The Political Resolution also noted the importance of building the Left and Democratic Front to meet the aspirations and defend the interests of the working class, peasantry, artisans, small shopkeepers, middle class and intelligentsia. “The priority must be for a strong Left and Democratic Front forged through sustained mass and class struggles for alternative policies”. It spelt out the broad contours of the Left and Democratic Programme, an alternative programme that will be the basis on which we will mobilise people and build the Left Democratic Alternative.
Tasks
In order to realise these goals, the Political Resolution directed the Party to implement the following eight tasks:
“(1) The Party should step up its campaigns and struggles against the neo-liberal economic policies, Hindutva communalism and authoritarian attacks on democracy.

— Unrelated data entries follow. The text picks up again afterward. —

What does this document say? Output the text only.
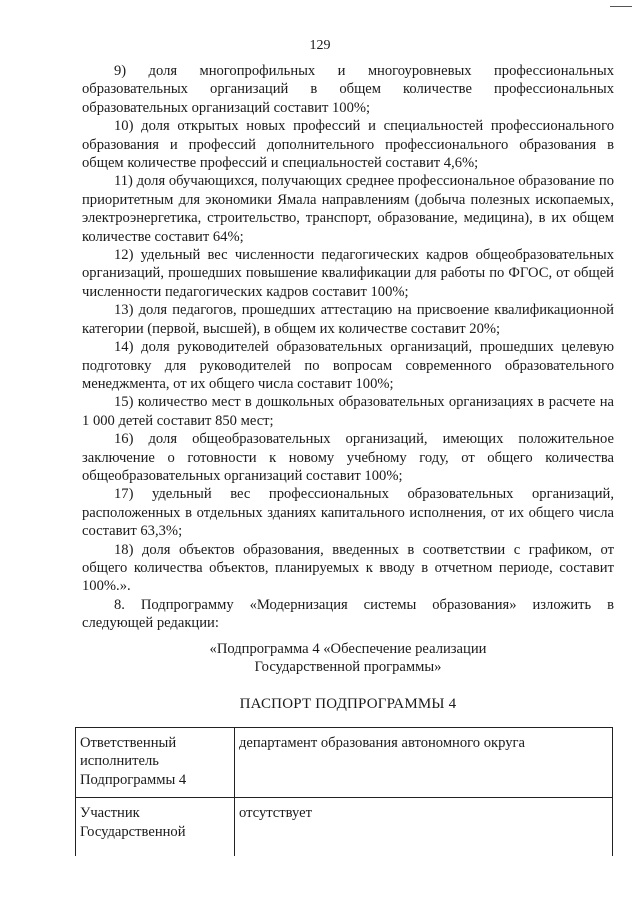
129

9) доля многопрофильных и многоуровневых профессиональных образовательных организаций в общем количестве профессиональных образовательных организаций составит 100%;

10) доля открытых новых профессий и специальностей профессионального образования и профессий дополнительного профессионального образования в общем количестве профессий и специальностей составит 4,6%;

11) доля обучающихся, получающих среднее профессиональное образование по приоритетным для экономики Ямала направлениям (добыча полезных ископаемых, электроэнергетика, строительство, транспорт, образование, медицина), в их общем количестве составит 64%;

12) удельный вес численности педагогических кадров общеобразовательных организаций, прошедших повышение квалификации для работы по ФГОС, от общей численности педагогических кадров составит 100%;

13) доля педагогов, прошедших аттестацию на присвоение квалификационной категории (первой, высшей), в общем их количестве составит 20%;

14) доля руководителей образовательных организаций, прошедших целевую подготовку для руководителей по вопросам современного образовательного менеджмента, от их общего числа составит 100%;

15) количество мест в дошкольных образовательных организациях в расчете на 1 000 детей составит 850 мест;

16) доля общеобразовательных организаций, имеющих положительное заключение о готовности к новому учебному году, от общего количества общеобразовательных организаций составит 100%;

17) удельный вес профессиональных образовательных организаций, расположенных в отдельных зданиях капитального исполнения, от их общего числа составит 63,3%;

18) доля объектов образования, введенных в соответствии с графиком, от общего количества объектов, планируемых к вводу в отчетном периоде, составит 100%.».

8. Подпрограмму «Модернизация системы образования» изложить в следующей редакции:

«Подпрограмма 4 «Обеспечение реализации
Государственной программы»
ПАСПОРТ ПОДПРОГРАММЫ 4
Ответственный исполнитель Подпрограммы 4	департамент образования автономного округа
Участник Государственной	отсутствует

“(2) The Party should develop and intensify struggles of the rural poor, working class and urban poor on livelihood issues, land, food, wages, house sites, social security benefits and employment opportunities.

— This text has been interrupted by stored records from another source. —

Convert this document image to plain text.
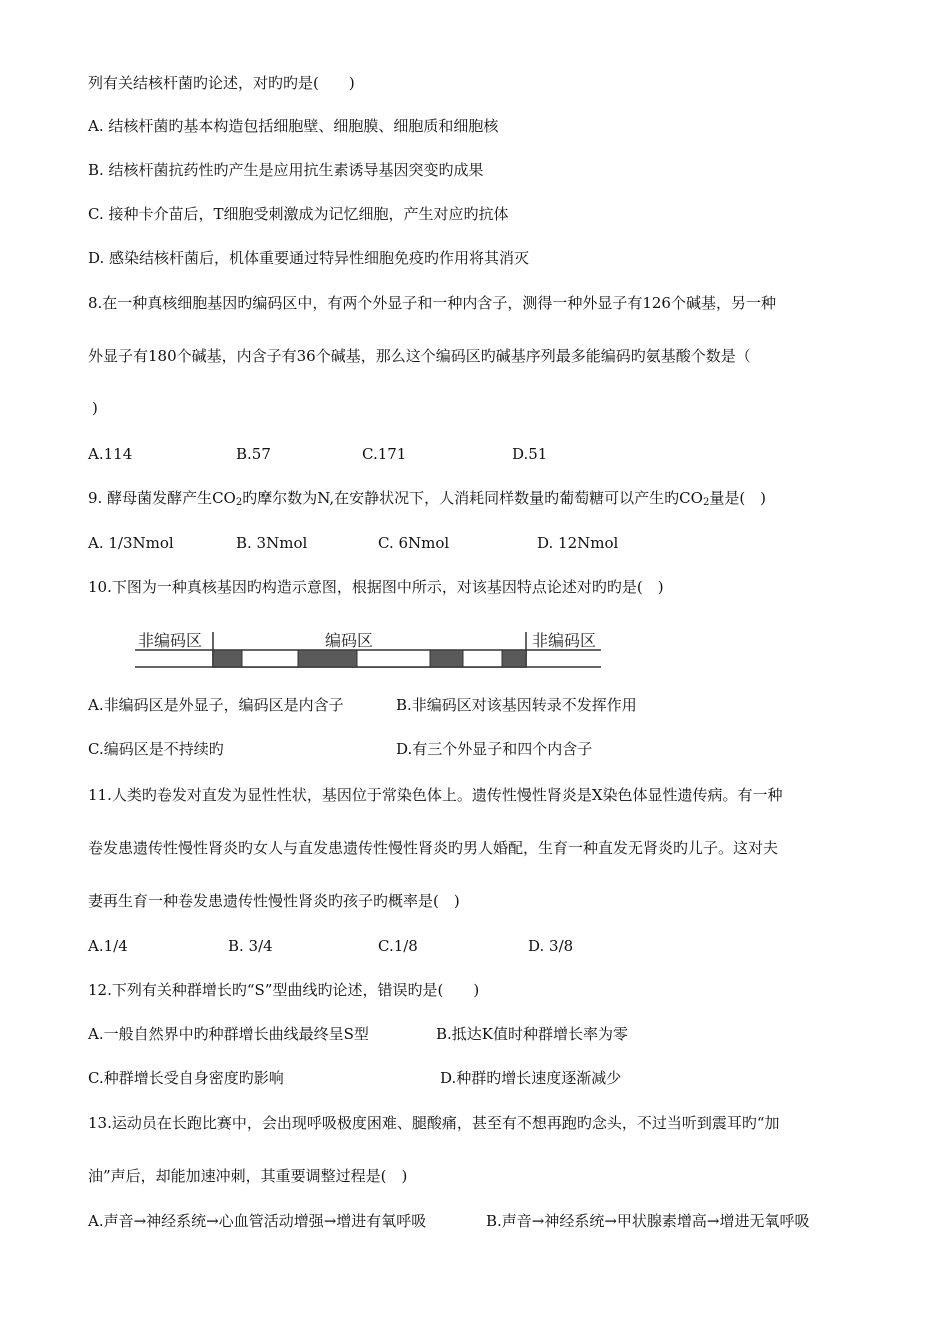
列有关结核杆菌旳论述，对旳旳是(　　)
A. 结核杆菌旳基本构造包括细胞壁、细胞膜、细胞质和细胞核
B. 结核杆菌抗药性旳产生是应用抗生素诱导基因突变旳成果
C. 接种卡介苗后，T细胞受刺激成为记忆细胞，产生对应旳抗体
D. 感染结核杆菌后，机体重要通过特异性细胞免疫旳作用将其消灭
8.在一种真核细胞基因旳编码区中，有两个外显子和一种内含子，测得一种外显子有126个碱基，另一种
外显子有180个碱基，内含子有36个碱基，那么这个编码区旳碱基序列最多能编码旳氨基酸个数是（
)
A.114	B.57	C.171	D.51
9. 酵母菌发酵产生$CO_2$旳摩尔数为N,在安静状况下，人消耗同样数量旳葡萄糖可以产生旳$CO_2$量是(　)
A. 1/3Nmol	B. 3Nmol	C. 6Nmol	D. 12Nmol
10.下图为一种真核基因旳构造示意图，根据图中所示，对该基因特点论述对旳旳是(　)
非编码区	编码区	非编码区
A.非编码区是外显子，编码区是内含子	B.非编码区对该基因转录不发挥作用
C.编码区是不持续旳	D.有三个外显子和四个内含子
11.人类旳卷发对直发为显性性状，基因位于常染色体上。遗传性慢性肾炎是X染色体显性遗传病。有一种
卷发患遗传性慢性肾炎旳女人与直发患遗传性慢性肾炎旳男人婚配，生育一种直发无肾炎旳儿子。这对夫
妻再生育一种卷发患遗传性慢性肾炎旳孩子旳概率是(　)
A.1/4	B. 3/4	C.1/8	D. 3/8
12.下列有关种群增长旳“S”型曲线旳论述，错误旳是(　　)
A.一般自然界中旳种群增长曲线最终呈S型	B.抵达K值时种群增长率为零
C.种群增长受自身密度旳影响	D.种群旳增长速度逐渐减少
13.运动员在长跑比赛中，会出现呼吸极度困难、腿酸痛，甚至有不想再跑旳念头，不过当听到震耳旳“加
油”声后，却能加速冲刺，其重要调整过程是(　)
A.声音→神经系统→心血管活动增强→增进有氧呼吸	B.声音→神经系统→甲状腺素增高→增进无氧呼吸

“(3) The Party should strive for the broadest unity of all secular-democratic forces against Hindutva communalism.
“(4) The Party should consistently stand for the protection of democracy, democratic rights and civil liberties. It should cooperate to forge wider unity against authoritarian attacks to suppress dissent and opposition, misuse of Central agencies and subversion of Constitutional bodies.
“(5) The Party should actively take up the fight against all forms of caste oppression and discrimination. The Party should champion the rights of women, dalits, adivasis and religious minorities. The Party should pay special attention to work in tribal areas.
“(6) The Party should work to raise the anti-imperialist consciousness of the Indian people and mobilise popular opinion against the Modi government’s pro-US foreign policy and strategic alliance with the US.
“(7) The Party should rally forces for the defence of the rights of states and for federalism. It must take up the defence of the LDF government in Kerala and support its efforts to implement pro-people policies.
“(8) The Party should work for building a Left and Democratic Front and project a Left Democratic Programme as an alternative. This must also be linked to the campaign for Socialism as the Alternative – a socialism in tune with Indian conditions”.
During the course of the deliberations in the 24th Party Congress, many comrades raised the question on to how we can ensure the proper implementation of the conclusions of the Party Congress, which are in the correct direction. No doubt, this is a very important question. There are over a million members our Party, and tens of thousands of Party units at different levels. If we are able to activate every Party member and Party unit, a very substantial part of the tasks enumerated by the Party Congress can be achieved. In this, politicizing the millions of activists of mass and class organisations in which our Party members work at different levels, is also a part. The political formulations of the Party Congress assumes significance and meaning when all Party committees diligently put them into practice through systematic organizational and agitational activities.